We get a grainy black-and-white recruitment film, a musical sequence, and even a rap battle. Rejects from Project Freelancer (which predated the Red and Blue teams) are exiled into the desert and end up at war with each other.
Agents are sent on a mission so top secret that even they don't know what it is. Private Caboose tells a story in coloring-book pictures, in what resembles a sci-fi episode of "Elmo's World. "And two groups of warriors all happen to be colorblind, making it impossible for them to tell who's on which team.
A three-part epic about present-day urban mercenaries/bounty hunters vs. a crime kingpin whose son they've kidnapped for ransom departs wildly from the formula with some choice computer cartoon animation. There's also a delightful segment consisting of honest-to-goodness stop-motion with the main characters as Lego figures being manipulated by a geeky kid. Old school animation fans will plotz.

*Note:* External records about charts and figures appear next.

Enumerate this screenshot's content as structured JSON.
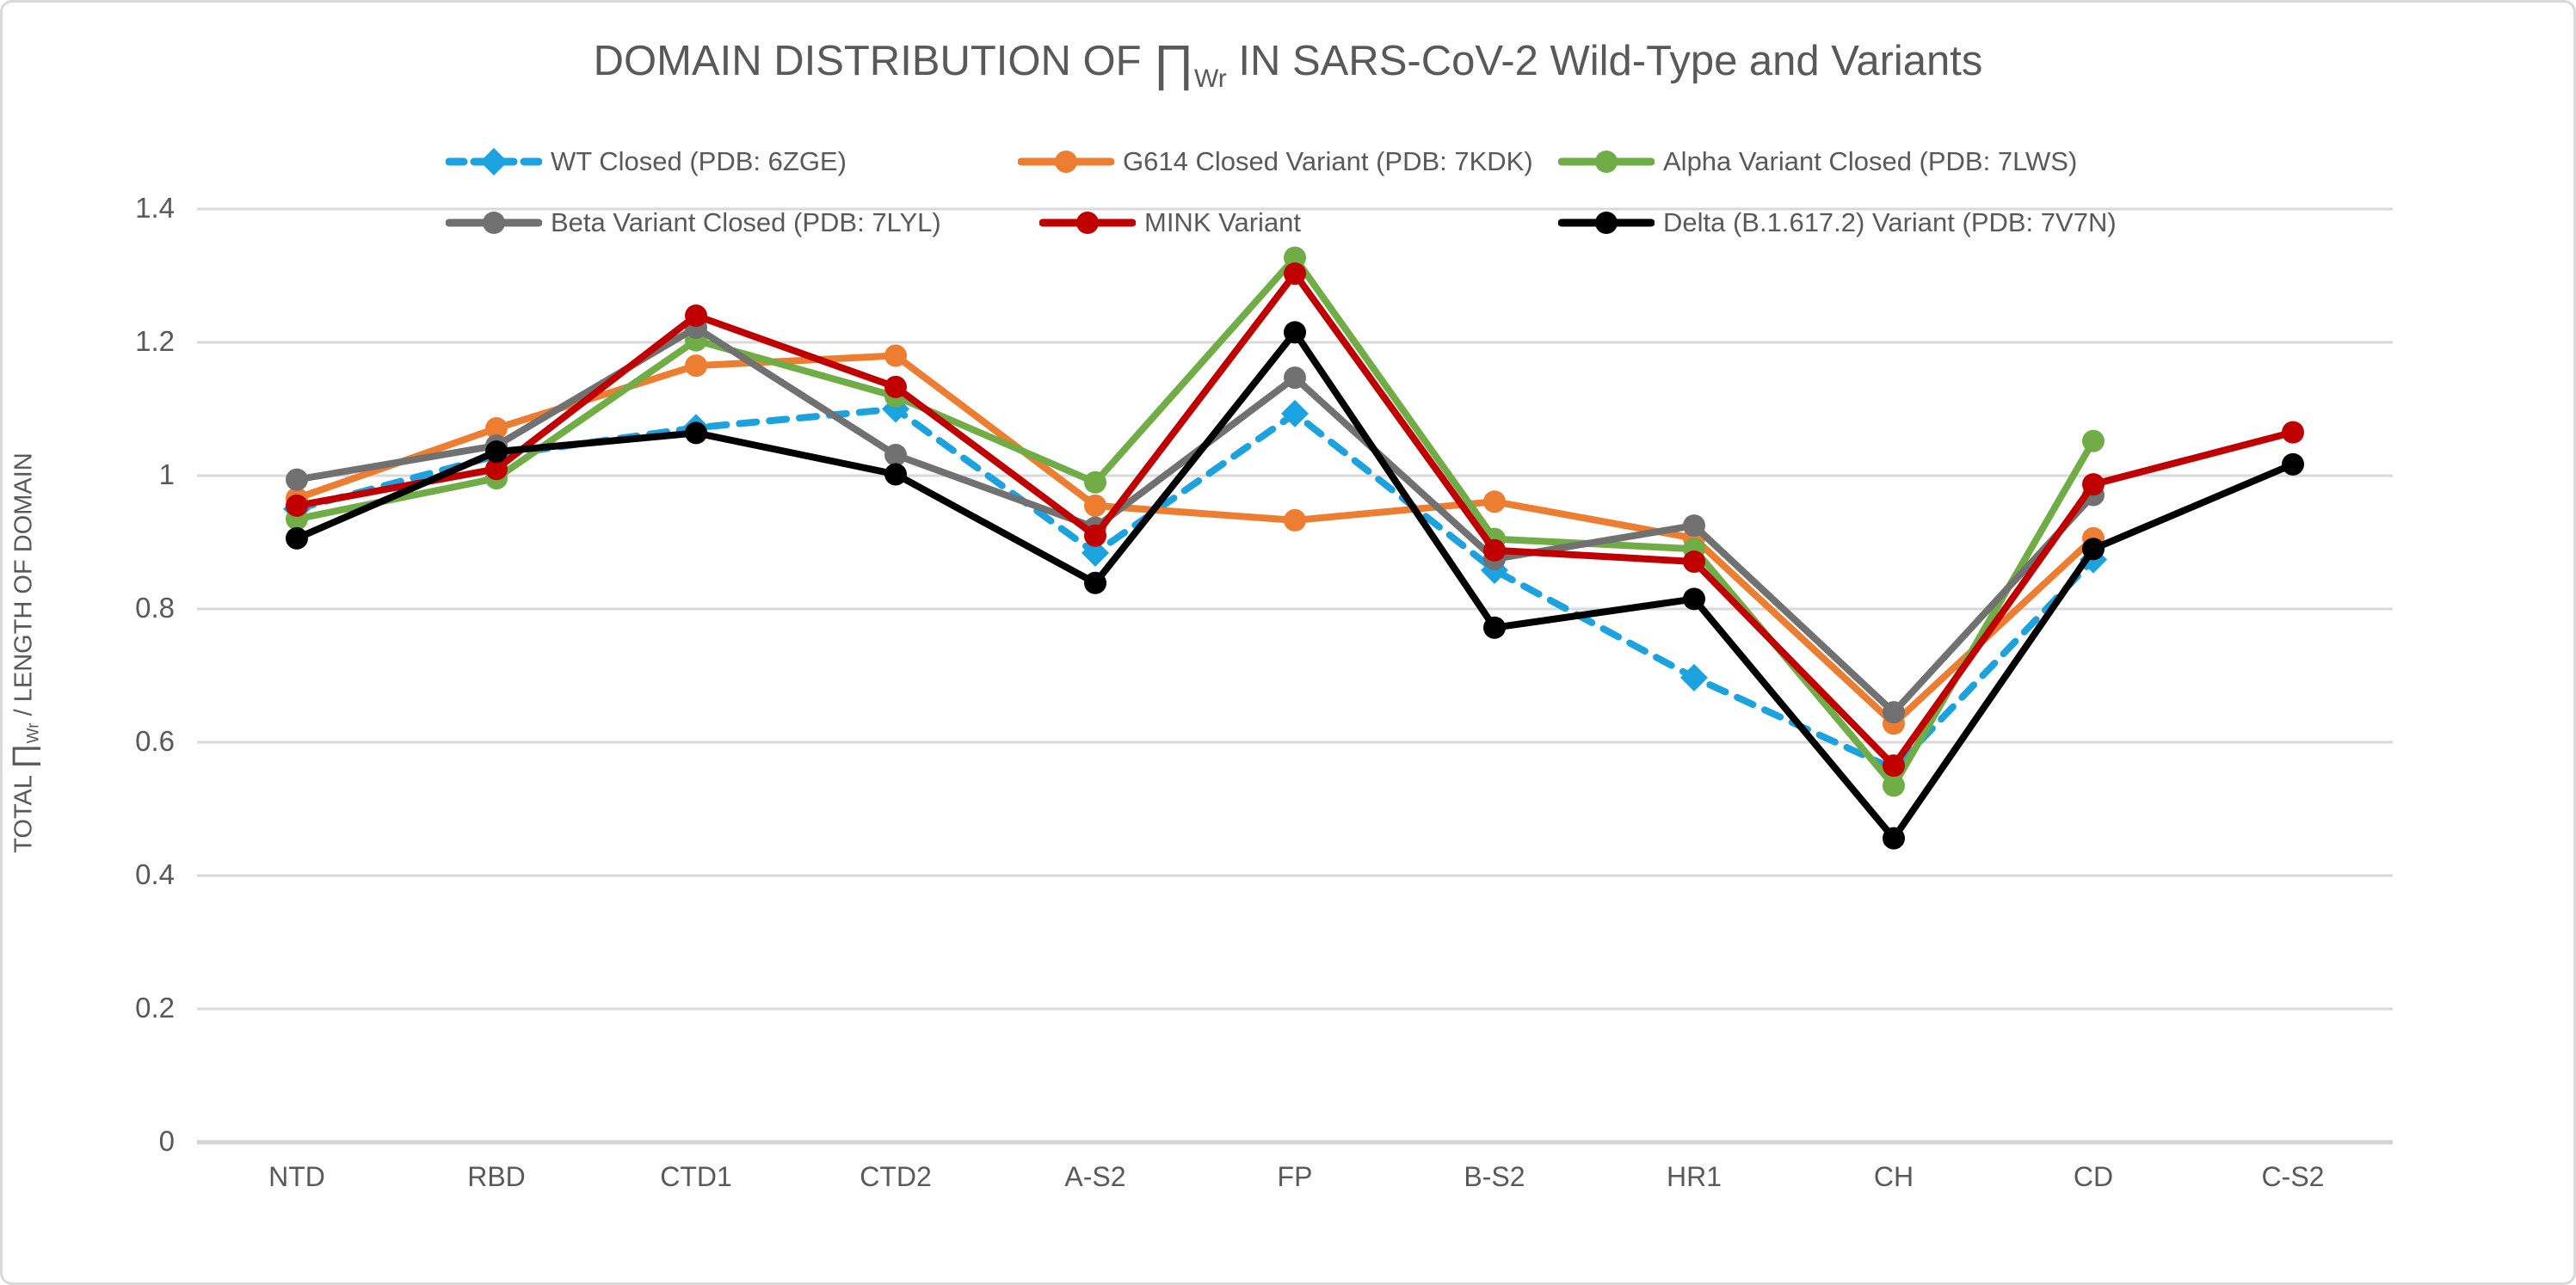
{
  "title": {
    "prefix": "DOMAIN DISTRIBUTION OF ",
    "pi": "∏",
    "sub": "Wr",
    "suffix": "  IN SARS-CoV-2 Wild-Type and Variants"
  },
  "y_axis": {
    "label_prefix": "TOTAL ",
    "label_pi": "∏",
    "label_sub": "Wr",
    "label_suffix": " / LENGTH OF DOMAIN",
    "tick_labels": [
      "0",
      "0.2",
      "0.4",
      "0.6",
      "0.8",
      "1",
      "1.2",
      "1.4"
    ]
  },
  "colors": {
    "text": "#595959",
    "gridline": "#D9D9D9",
    "axis_line": "#D3D3D3",
    "background": "#FFFFFF",
    "border": "#D9D9D9"
  },
  "chart_data": {
    "type": "line",
    "title": "DOMAIN DISTRIBUTION OF ∏Wr IN SARS-CoV-2 Wild-Type and Variants",
    "xlabel": "",
    "ylabel": "TOTAL ∏Wr / LENGTH OF DOMAIN",
    "categories": [
      "NTD",
      "RBD",
      "CTD1",
      "CTD2",
      "A-S2",
      "FP",
      "B-S2",
      "HR1",
      "CH",
      "CD",
      "C-S2"
    ],
    "ylim": [
      0,
      1.4
    ],
    "ytick_step": 0.2,
    "grid": true,
    "legend_position": "top",
    "series": [
      {
        "name": "WT Closed (PDB: 6ZGE)",
        "color": "#1CA2DF",
        "dash": true,
        "marker": "diamond",
        "values": [
          0.95,
          1.03,
          1.072,
          1.1,
          0.884,
          1.093,
          0.858,
          0.697,
          0.56,
          0.874,
          null
        ]
      },
      {
        "name": "G614 Closed Variant (PDB: 7KDK)",
        "color": "#ED7D31",
        "dash": false,
        "marker": "circle",
        "values": [
          0.966,
          1.071,
          1.165,
          1.18,
          0.955,
          0.933,
          0.961,
          0.906,
          0.628,
          0.906,
          null
        ]
      },
      {
        "name": "Alpha Variant Closed (PDB: 7LWS)",
        "color": "#70AD47",
        "dash": false,
        "marker": "circle",
        "values": [
          0.935,
          0.996,
          1.203,
          1.119,
          0.99,
          1.327,
          0.905,
          0.89,
          0.535,
          1.052,
          null
        ]
      },
      {
        "name": "Beta Variant Closed (PDB: 7LYL)",
        "color": "#717171",
        "dash": false,
        "marker": "circle",
        "values": [
          0.994,
          1.045,
          1.222,
          1.031,
          0.922,
          1.147,
          0.875,
          0.925,
          0.645,
          0.971,
          null
        ]
      },
      {
        "name": "MINK Variant",
        "color": "#C00000",
        "dash": false,
        "marker": "circle",
        "values": [
          0.955,
          1.01,
          1.24,
          1.133,
          0.91,
          1.303,
          0.888,
          0.871,
          0.565,
          0.987,
          1.065
        ]
      },
      {
        "name": "Delta (B.1.617.2) Variant (PDB: 7V7N)",
        "color": "#000000",
        "dash": false,
        "marker": "circle",
        "values": [
          0.906,
          1.036,
          1.064,
          1.002,
          0.839,
          1.215,
          0.772,
          0.815,
          0.456,
          0.89,
          1.017
        ]
      }
    ]
  }
}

All our favorite characters are here--Sarge, Tucker, Church, Grif, Carolina, Epsilon, Locus, Felix, and of course, the ever-moronic Caboose--my favorite--who reminds me of Space Ghost's former nemesis Brak. All of the various editions of HALO are represented, from the most primitive early ones to some really advanced stuff that yields really eye-pleasing visuals.
Dialogue is rapid-fire and way off-the-wall--between bursts of action these characters stand around yakking at each other a mile a minute (sometimes I have to go back and play the captions in slow motion just to keep up) and the ridiculousness of these power-suited warriors pitting their severely limited intellects against each other is a giddy delight.
The 2-disc set from Rooster Teeth consists of a Blu-ray disc with extras and a DVD disc with creator credits only. Feature is in widescreen with Dolby Digital 5.1 surround sound and English subtitles. Extras consist of the entertaining featurettes "Deus Ex Machinima", "The Building Blocks of RvB", "Making a Mercenary", "Immersion", and "Rocket Jump BTS", which cover several of the more fascinating creative aspects of the making of these short segments. Trailers are also included.
The keepcase contains four cool playing cards from the mercenary story and a "Blood Gulch Activity Book" in which it appears Private Caboose has already done all the puzzles.
I'll look forward to more of the standard long-form action adventure along with the comedy in future "Red vs. Blue" stories, but until then, the sheer variety and creativity of RED VS. BLUE: SEASON 14 make it a constant delight for "machinima" fans and anyone else who enjoys a colorful futuristic romp in a ditzy dystopia.